Gail ScottGail Scott is UWindsor’s latest writer-in-residence.

Author joins English faculty as writer-in-residence

A Canadian novelist who helped shape Québécoise feminist language theory is UWindsor’s latest writer-in-residence.

Gail Scott, a fiction writer, essayist, and translator, will read from her works at two events and will be a resource for students during her time on campus.

Many of Scott’s novels and short stories deal with fragmentation in time, subjects, and narrative structures. Her ghost story, The Obituary, was a 2011 finalist for Le Grand Prix du Livre de la Ville de Montréal, and two of her novels — Main Brides and Heroine — were both nominated for the Quebec Writers’ Federation Award. Her translation of Michael Delisle’s Le Déasarroi du matelot was shortlisted for the Governor General’s translation award in 2001.
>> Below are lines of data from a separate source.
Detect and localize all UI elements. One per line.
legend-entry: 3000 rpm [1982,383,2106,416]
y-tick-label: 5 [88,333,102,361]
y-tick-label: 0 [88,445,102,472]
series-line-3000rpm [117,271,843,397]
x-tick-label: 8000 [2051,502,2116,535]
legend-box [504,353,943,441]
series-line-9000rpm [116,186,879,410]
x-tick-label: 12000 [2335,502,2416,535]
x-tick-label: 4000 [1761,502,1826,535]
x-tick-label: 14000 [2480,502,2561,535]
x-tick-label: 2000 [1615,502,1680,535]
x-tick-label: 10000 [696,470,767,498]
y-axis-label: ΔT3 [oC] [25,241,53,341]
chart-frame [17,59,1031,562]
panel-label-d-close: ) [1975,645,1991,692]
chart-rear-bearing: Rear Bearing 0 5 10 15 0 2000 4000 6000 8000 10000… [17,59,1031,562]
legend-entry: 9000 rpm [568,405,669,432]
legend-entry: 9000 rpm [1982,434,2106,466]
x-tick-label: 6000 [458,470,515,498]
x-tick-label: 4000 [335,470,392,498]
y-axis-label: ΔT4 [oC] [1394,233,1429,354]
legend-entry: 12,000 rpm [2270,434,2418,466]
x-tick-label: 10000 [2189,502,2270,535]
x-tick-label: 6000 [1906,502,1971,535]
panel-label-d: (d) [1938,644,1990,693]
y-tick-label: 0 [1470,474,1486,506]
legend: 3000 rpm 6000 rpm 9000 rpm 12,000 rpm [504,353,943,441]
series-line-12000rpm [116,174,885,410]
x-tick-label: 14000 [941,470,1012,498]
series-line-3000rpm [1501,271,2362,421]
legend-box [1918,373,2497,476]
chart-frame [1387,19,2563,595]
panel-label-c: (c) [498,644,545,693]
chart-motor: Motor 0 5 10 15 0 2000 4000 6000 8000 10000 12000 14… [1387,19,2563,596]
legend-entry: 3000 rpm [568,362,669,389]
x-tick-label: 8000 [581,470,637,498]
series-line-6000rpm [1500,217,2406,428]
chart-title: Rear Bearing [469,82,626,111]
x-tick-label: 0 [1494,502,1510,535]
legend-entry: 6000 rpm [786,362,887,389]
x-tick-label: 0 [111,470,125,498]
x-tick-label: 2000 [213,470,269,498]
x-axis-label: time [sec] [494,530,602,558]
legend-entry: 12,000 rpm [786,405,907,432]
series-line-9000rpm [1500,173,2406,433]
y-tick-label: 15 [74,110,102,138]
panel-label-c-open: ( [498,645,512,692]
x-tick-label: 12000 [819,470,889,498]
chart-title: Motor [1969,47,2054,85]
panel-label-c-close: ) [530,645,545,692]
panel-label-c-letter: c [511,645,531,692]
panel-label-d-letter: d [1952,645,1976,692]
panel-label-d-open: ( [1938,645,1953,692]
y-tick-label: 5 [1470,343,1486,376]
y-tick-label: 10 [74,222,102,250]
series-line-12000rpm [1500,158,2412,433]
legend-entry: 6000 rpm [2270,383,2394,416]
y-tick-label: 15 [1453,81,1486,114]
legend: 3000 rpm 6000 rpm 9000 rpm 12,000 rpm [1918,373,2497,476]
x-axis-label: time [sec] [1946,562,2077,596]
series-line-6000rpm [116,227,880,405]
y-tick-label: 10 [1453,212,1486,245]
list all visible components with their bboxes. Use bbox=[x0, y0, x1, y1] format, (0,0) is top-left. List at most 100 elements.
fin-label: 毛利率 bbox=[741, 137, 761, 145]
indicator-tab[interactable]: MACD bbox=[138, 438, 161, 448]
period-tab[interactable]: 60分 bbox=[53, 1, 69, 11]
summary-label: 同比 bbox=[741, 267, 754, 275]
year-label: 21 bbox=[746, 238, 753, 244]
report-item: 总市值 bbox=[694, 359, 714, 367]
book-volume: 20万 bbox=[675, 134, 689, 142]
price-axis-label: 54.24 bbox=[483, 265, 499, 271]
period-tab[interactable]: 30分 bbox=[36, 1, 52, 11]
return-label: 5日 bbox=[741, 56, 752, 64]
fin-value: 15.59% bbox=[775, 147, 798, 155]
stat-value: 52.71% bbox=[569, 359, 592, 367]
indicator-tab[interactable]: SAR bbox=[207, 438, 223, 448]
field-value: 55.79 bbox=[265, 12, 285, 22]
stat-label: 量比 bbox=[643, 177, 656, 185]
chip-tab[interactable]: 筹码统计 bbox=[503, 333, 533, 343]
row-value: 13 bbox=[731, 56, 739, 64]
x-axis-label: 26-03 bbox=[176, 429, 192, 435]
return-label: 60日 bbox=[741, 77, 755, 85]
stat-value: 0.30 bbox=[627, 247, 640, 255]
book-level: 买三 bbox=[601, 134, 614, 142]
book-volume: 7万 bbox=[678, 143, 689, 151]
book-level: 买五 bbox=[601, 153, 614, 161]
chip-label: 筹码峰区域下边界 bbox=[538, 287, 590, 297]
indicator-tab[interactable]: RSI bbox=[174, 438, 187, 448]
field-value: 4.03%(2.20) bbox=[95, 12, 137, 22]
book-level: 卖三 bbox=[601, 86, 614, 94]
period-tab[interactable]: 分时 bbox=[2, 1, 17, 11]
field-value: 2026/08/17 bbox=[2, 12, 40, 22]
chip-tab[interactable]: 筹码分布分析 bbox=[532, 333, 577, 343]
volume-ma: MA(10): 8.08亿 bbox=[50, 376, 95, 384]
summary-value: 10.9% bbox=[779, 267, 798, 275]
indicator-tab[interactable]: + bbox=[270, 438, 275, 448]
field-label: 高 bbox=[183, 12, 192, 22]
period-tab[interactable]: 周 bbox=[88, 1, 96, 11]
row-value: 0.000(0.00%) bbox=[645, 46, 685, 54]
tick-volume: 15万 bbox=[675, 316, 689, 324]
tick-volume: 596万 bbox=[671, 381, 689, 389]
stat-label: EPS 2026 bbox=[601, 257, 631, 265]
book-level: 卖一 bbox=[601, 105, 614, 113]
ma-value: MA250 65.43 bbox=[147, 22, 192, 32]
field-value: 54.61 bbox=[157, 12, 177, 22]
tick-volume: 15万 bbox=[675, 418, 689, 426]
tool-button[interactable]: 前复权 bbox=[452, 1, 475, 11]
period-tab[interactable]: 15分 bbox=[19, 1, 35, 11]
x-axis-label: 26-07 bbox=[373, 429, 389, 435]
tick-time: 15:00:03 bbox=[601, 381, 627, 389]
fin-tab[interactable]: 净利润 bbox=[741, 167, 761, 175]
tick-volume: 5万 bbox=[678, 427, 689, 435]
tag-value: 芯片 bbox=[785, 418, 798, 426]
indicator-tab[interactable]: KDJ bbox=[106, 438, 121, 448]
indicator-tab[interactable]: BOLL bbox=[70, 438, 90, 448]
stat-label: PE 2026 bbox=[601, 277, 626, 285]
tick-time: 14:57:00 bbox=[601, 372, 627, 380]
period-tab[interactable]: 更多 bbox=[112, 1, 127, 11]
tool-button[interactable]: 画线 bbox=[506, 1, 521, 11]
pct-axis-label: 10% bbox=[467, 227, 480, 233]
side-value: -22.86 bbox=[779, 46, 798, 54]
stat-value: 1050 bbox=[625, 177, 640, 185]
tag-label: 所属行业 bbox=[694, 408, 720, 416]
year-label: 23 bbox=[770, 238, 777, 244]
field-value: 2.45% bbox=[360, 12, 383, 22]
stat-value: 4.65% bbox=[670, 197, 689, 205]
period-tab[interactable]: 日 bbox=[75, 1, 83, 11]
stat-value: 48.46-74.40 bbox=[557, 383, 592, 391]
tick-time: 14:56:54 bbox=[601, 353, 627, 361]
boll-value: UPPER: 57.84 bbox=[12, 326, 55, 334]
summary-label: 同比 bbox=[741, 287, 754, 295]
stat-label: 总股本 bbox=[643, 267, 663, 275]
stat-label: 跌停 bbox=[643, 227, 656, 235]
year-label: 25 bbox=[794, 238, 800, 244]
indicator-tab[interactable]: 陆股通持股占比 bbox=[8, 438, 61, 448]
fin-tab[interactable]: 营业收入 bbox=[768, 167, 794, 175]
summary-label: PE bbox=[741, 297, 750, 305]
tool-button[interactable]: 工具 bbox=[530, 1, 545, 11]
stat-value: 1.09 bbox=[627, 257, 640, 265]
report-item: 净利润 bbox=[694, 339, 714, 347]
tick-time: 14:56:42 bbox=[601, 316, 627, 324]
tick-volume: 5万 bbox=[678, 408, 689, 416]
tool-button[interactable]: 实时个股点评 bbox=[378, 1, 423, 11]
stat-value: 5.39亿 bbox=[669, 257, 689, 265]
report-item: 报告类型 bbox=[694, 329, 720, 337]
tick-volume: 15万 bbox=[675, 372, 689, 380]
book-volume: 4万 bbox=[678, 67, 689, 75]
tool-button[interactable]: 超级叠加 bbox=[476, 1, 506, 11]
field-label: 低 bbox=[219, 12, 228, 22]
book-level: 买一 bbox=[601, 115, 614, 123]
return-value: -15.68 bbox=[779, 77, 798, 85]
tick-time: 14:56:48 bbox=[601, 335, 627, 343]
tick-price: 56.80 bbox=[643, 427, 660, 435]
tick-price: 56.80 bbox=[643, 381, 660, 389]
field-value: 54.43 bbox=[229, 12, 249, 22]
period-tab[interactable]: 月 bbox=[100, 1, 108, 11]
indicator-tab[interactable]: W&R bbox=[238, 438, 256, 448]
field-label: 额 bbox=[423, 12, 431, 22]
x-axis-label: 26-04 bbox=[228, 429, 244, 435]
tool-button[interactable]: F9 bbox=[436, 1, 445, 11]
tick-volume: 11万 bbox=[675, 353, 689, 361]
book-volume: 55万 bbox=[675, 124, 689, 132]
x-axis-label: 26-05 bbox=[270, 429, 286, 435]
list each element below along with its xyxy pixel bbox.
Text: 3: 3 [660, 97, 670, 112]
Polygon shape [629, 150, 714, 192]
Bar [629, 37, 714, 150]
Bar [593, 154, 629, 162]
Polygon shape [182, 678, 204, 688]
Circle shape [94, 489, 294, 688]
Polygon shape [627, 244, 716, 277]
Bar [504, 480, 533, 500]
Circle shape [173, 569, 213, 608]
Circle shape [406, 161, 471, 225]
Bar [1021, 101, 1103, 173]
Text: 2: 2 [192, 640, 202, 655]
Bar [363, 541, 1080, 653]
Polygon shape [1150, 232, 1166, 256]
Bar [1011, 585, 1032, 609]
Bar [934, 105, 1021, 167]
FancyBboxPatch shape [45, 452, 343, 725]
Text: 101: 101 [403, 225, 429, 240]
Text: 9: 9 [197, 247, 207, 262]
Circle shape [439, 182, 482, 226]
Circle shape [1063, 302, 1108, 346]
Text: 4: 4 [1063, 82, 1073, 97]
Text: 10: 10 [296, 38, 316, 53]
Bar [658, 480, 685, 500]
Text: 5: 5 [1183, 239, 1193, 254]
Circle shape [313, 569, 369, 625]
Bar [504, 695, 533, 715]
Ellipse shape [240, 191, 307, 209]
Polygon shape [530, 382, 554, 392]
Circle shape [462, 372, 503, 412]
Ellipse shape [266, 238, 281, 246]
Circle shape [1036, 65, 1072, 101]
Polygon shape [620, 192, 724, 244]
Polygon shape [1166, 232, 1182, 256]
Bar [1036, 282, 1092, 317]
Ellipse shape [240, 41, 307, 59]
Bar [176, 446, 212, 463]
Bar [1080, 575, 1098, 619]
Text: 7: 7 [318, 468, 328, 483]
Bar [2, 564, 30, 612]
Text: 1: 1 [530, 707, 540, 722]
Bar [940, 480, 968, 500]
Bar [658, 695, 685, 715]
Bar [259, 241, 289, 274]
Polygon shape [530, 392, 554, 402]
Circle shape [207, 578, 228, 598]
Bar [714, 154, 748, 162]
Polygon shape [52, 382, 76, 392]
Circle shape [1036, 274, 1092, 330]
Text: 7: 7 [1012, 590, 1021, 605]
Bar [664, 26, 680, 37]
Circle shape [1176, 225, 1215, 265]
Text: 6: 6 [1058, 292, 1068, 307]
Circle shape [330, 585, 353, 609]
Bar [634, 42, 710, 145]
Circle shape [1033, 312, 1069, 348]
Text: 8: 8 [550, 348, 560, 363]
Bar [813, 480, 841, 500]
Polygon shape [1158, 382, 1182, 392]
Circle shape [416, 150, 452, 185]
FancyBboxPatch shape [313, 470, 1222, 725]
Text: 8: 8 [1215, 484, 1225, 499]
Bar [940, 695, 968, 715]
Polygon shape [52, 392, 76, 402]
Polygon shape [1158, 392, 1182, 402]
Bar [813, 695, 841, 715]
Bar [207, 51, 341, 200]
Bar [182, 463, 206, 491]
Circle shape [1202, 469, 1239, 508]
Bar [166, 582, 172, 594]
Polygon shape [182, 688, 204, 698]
“She has done much to create a writerly community in English-speaking Quebec, introduce French feminist theory and writers to the general populace, forge a ‘new narrative’ with her own ground-breaking writing, and write critically about — and translate — other writers’ books,” said UWindsor English professor Nicole Markotić. “It's an honour and quite a coup that we’ve secured her as one of our writers-in-residence.”

Scott will read from her works Tuesday, Feb. 5, at 4 p.m. in Alumni Hall’s McPherson Lounge and at Mackenzie Hall’s Common Ground Art Gallery, 3277 Sandwich St., on Feb. 14 at 8 p.m.